Day pupils can sign up to one of seven useful coach routes; most come from north, or north of, London, as far away as Hampstead or within walking distance. Most live within 20 miles. Lots of first-time buyers, lots of busy, professional London parents who like the boarding/day flexibility uniquely on offer here. Around 10 per cent Asian, five per cent Afro-Caribbean British, around 25 per cent Jewish, fewer Muslims; about a third of boarders from Germany, then from China, Korea, Hong Kong and a scattering from elsewhere. School does well to mix everyone up and integrate them. Parents who send their children here do so for positive reasons and have taken the trouble to find a school which promotes a broad curriculum and a breadth of extra-curricular opportunities in a relaxed environment. 'Balanced' is the word we heard most often from staff, pupils and parents. Notable Old Pupils include General Sir Richard Gale, Commander in Chief, British Army of the Rhine, 1952-1956, Jack de Manio, Dale Winton, Professor Sir Martin Sweeting, Karren Brady, three bishops plus a lot of, mostly legal, worthies.

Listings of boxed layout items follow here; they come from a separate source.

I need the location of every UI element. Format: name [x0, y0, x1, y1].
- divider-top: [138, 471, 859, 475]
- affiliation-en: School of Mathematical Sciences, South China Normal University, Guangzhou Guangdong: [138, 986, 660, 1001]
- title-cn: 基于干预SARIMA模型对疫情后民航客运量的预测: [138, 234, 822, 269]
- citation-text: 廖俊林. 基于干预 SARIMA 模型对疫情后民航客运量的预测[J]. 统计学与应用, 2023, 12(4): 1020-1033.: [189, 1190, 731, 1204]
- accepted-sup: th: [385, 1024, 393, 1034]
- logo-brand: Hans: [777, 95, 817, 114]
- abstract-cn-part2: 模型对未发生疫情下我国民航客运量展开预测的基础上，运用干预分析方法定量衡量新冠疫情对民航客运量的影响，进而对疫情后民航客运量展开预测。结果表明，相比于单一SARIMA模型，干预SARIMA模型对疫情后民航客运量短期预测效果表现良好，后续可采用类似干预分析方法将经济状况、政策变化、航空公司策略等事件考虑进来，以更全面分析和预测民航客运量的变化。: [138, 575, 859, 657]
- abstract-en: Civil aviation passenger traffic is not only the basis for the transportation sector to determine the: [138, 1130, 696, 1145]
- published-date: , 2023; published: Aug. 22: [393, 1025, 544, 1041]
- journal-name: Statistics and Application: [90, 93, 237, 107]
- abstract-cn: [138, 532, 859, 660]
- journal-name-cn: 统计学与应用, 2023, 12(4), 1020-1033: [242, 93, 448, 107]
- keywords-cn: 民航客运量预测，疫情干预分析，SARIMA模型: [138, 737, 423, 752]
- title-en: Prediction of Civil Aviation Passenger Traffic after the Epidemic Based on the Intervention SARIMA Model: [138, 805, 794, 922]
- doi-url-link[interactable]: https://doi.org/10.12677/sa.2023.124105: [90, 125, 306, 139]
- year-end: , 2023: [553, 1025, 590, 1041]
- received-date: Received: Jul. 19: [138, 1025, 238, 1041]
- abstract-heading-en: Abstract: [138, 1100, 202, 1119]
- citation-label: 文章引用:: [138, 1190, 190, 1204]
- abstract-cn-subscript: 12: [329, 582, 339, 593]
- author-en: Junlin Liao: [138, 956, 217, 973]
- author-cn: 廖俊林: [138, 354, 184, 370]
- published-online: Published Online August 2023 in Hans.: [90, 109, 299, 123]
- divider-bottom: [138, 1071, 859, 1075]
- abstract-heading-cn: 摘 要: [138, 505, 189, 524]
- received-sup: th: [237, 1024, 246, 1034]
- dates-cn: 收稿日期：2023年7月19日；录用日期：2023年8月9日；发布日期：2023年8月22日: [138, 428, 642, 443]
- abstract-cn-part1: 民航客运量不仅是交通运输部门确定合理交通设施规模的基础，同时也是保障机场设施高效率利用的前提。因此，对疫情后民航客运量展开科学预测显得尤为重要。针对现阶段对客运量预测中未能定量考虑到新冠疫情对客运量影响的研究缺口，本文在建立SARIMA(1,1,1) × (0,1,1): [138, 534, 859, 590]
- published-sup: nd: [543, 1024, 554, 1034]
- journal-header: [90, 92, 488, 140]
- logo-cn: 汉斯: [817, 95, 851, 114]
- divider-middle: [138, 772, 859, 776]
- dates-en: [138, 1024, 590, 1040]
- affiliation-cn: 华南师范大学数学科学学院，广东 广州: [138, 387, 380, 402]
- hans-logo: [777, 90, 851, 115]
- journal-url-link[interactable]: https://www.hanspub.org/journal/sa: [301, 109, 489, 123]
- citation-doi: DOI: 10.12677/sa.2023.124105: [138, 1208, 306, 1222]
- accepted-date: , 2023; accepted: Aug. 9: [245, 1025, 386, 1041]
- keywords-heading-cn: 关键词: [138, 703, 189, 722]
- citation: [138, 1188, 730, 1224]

Immense care is taken over this. Head meets all outside applicants – parents and children; a huge job. 45 places offered at 11+ for which 130 apply. Those who don't come from the school's onsite prep (see review) try from around 15 local preps, eg St Martin's, Edge Grove, Lochinver, Keble etc. A reference from the pupil's present school is sought and all sit school's own tests in English, maths and reasoning. No CE. If interviewees come along after the tests, head sees them 'blind', ie not knowing how they did. At 13+, around 85 apply for the 25-30 places – around five of those offered places likely to be girls. Around 15 in at sixth – many from overseas but must be in tune with what the school is about and achieve 5+ C+ at GCSE.
Around 15 leave after GCSEs – some to schools/colleges nearer home, some to the state sector, a few to employment. Most stay on and leave for a range of universities and courses. The occasional Oxbridge entrant, around half to the newer universities to study, eg business and vocation-based courses, the other half to eg Nottingham, Manchester – most, again, to study subjects with a career-orientation rather than an academic basis. A few historians, chemists, archaeologists etc. Some to employment and around 10 per cent to gap years.
Good clutch of scholarships and bursaries – academic, musical, arty, technological and sports. Check with school for details.